Der Taschenverlag ist für sehr preisgünstige, dabei aber großformatige und schön aufgemachte und gedruckte Bücher bekannt, die von den Erwerbern aber nicht immer gelesen werden. Nicht nur einmal wurde der Verdacht geäußert, dass der Verlag davon leben würde, dass viele Käufer die Bücher eher als Einrichtungsgegenstand sehen. Denn wenn man eine Zeitschrift wie "Schöner Wohnen" aufschlägt, werden einem die diskret in die Räume verteilten Bücherstapel kaum entgehen können. Wer hat eigentlich dieses Wort "Coffee-Table-Book" erfunden? Bestimmt die Marketingabteilung von Taschen.

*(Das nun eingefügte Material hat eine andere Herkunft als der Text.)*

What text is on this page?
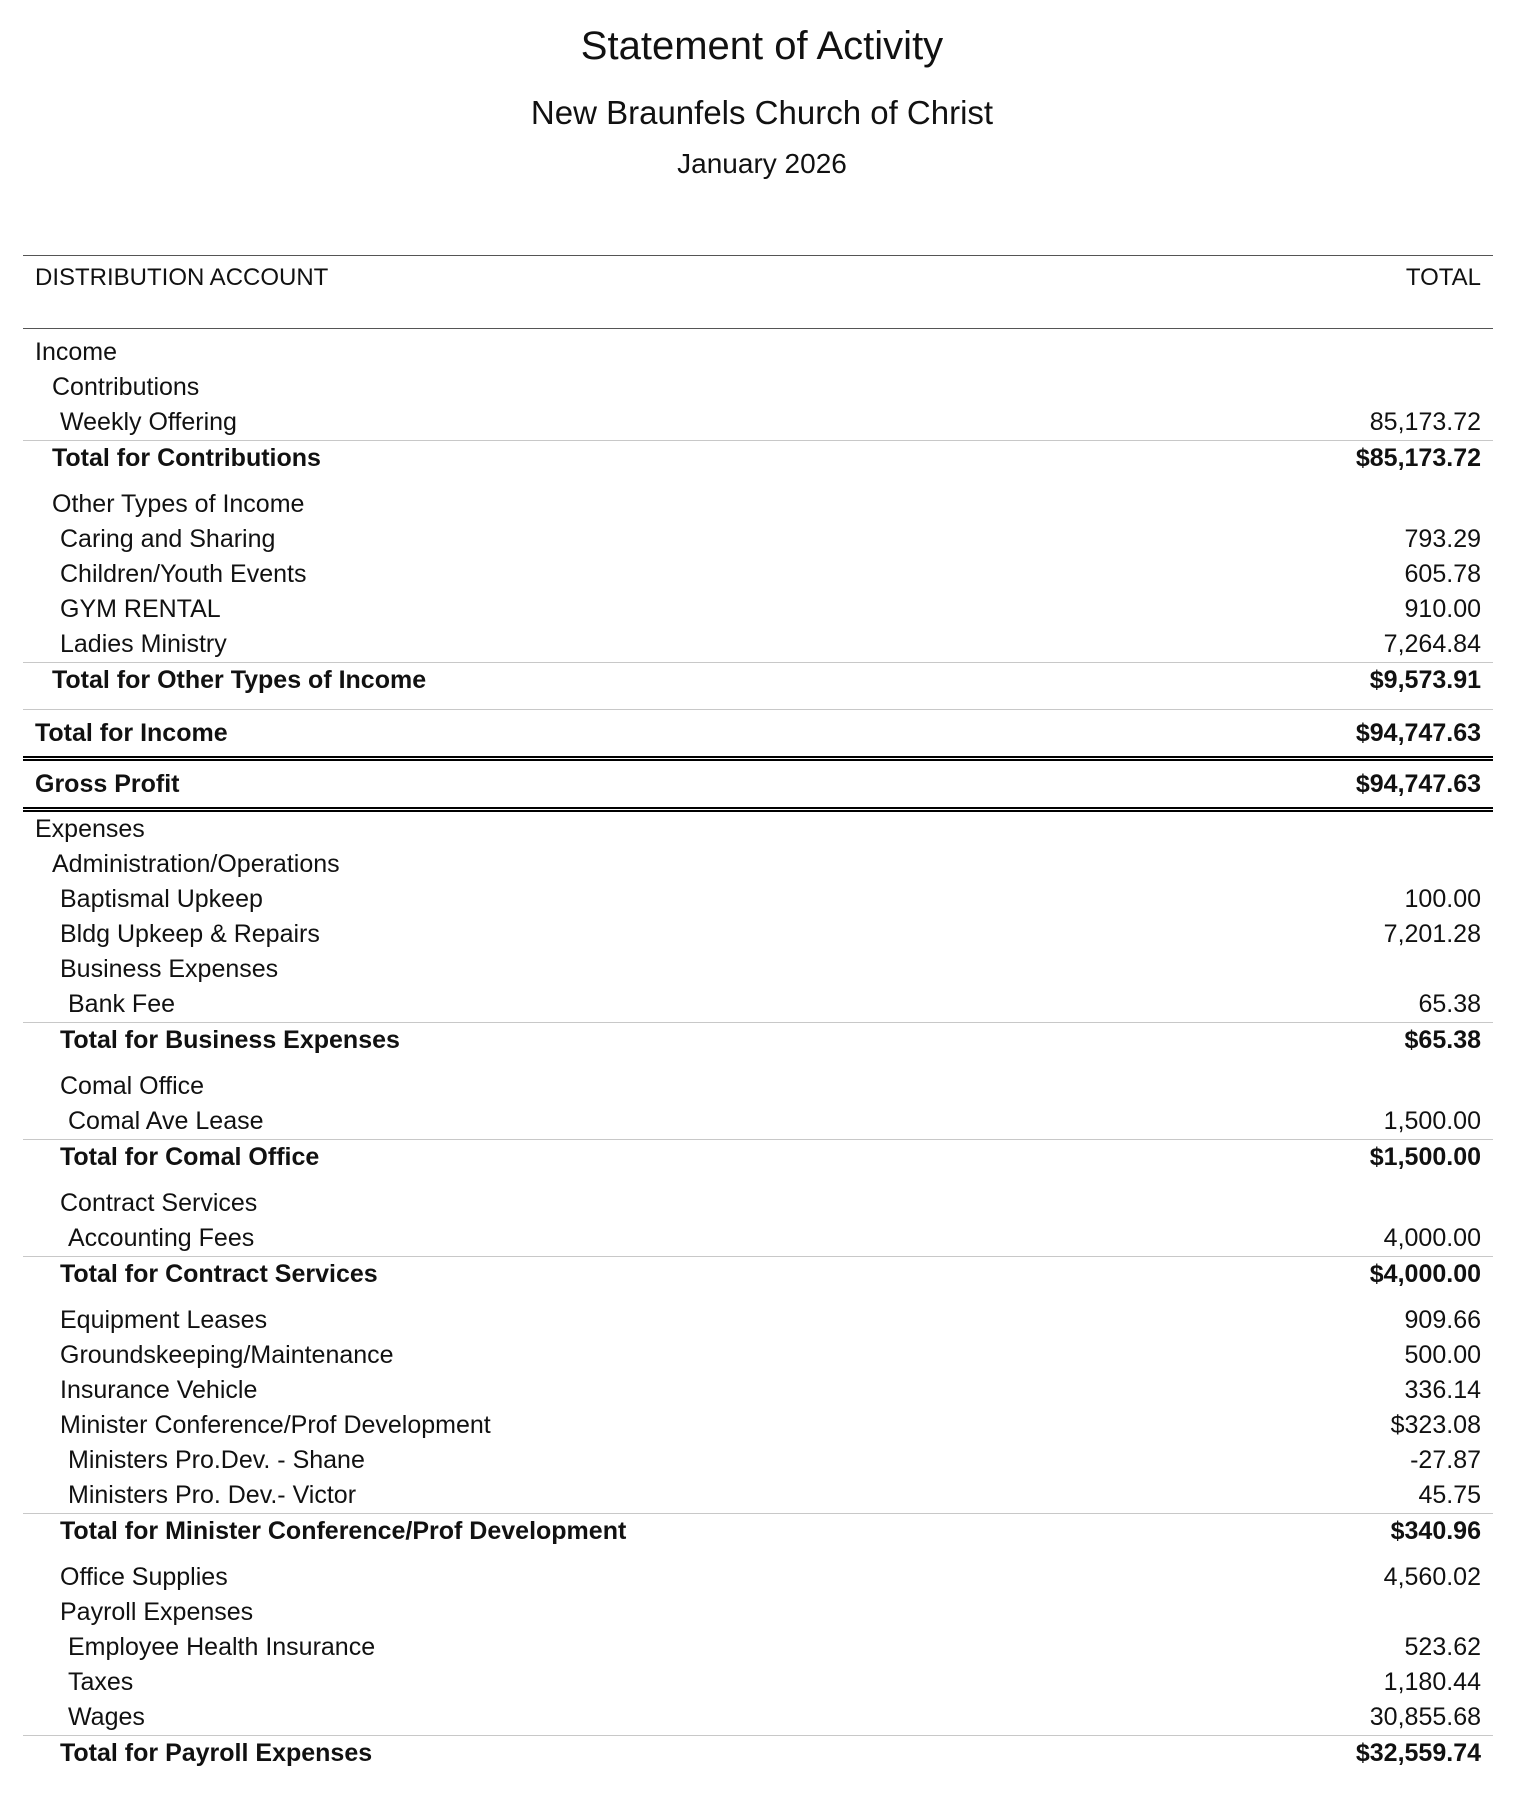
Statement of Activity
New Braunfels Church of Christ
January 2026
DISTRIBUTION ACCOUNT	TOTAL
Income
Contributions
Weekly Offering	85,173.72
Total for Contributions	$85,173.72
Other Types of Income
Caring and Sharing	793.29
Children/Youth Events	605.78
GYM RENTAL	910.00
Ladies Ministry	7,264.84
Total for Other Types of Income	$9,573.91
Total for Income	$94,747.63
Gross Profit	$94,747.63
Expenses
Administration/Operations
Baptismal Upkeep	100.00
Bldg Upkeep & Repairs	7,201.28
Business Expenses
Bank Fee	65.38
Total for Business Expenses	$65.38
Comal Office
Comal Ave Lease	1,500.00
Total for Comal Office	$1,500.00
Contract Services
Accounting Fees	4,000.00
Total for Contract Services	$4,000.00
Equipment Leases	909.66
Groundskeeping/Maintenance	500.00
Insurance Vehicle	336.14
Minister Conference/Prof Development	$323.08
Ministers Pro.Dev. - Shane	-27.87
Ministers Pro. Dev.- Victor	45.75
Total for Minister Conference/Prof Development	$340.96
Office Supplies	4,560.02
Payroll Expenses
Employee Health Insurance	523.62
Taxes	1,180.44
Wages	30,855.68
Total for Payroll Expenses	$32,559.74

Hier haben wir nun den Overkill eines solchen Buches vor uns. Es ist wirklich nur für die ganz großen Wohnzimmertische geeignet. Mein Vorschlag: Opfern sie einfach einen ganzen Raum ihrer Wohnung, besorgen sie einen wirklich stabilen Glastisch und präsentieren Sie das Buch Ihren Gästen aufgeschlagen. Das wird wirklich Eindruck machen, denn die Seiten sind schön bunt und alle Seiten sind wirklich anders bedruckt. Und die Gäste könnten auf die Idee kommen, dass Sie die Bücher wirklich öffnen und anschauen, vielleicht sogar lesen, vielleicht sogar gebildet sind. Und Taschen hat wirklich auch dafür gesorgt, dass praktisch jede Seite schön anzusehen ist, Sie können Ihren Gästen also sogar das eigenständige Blättern im Buch erlauben (jedenfalls wenn diese beim Blättern vorsichtig und den Gebrauch von Büchern gewohnt sind).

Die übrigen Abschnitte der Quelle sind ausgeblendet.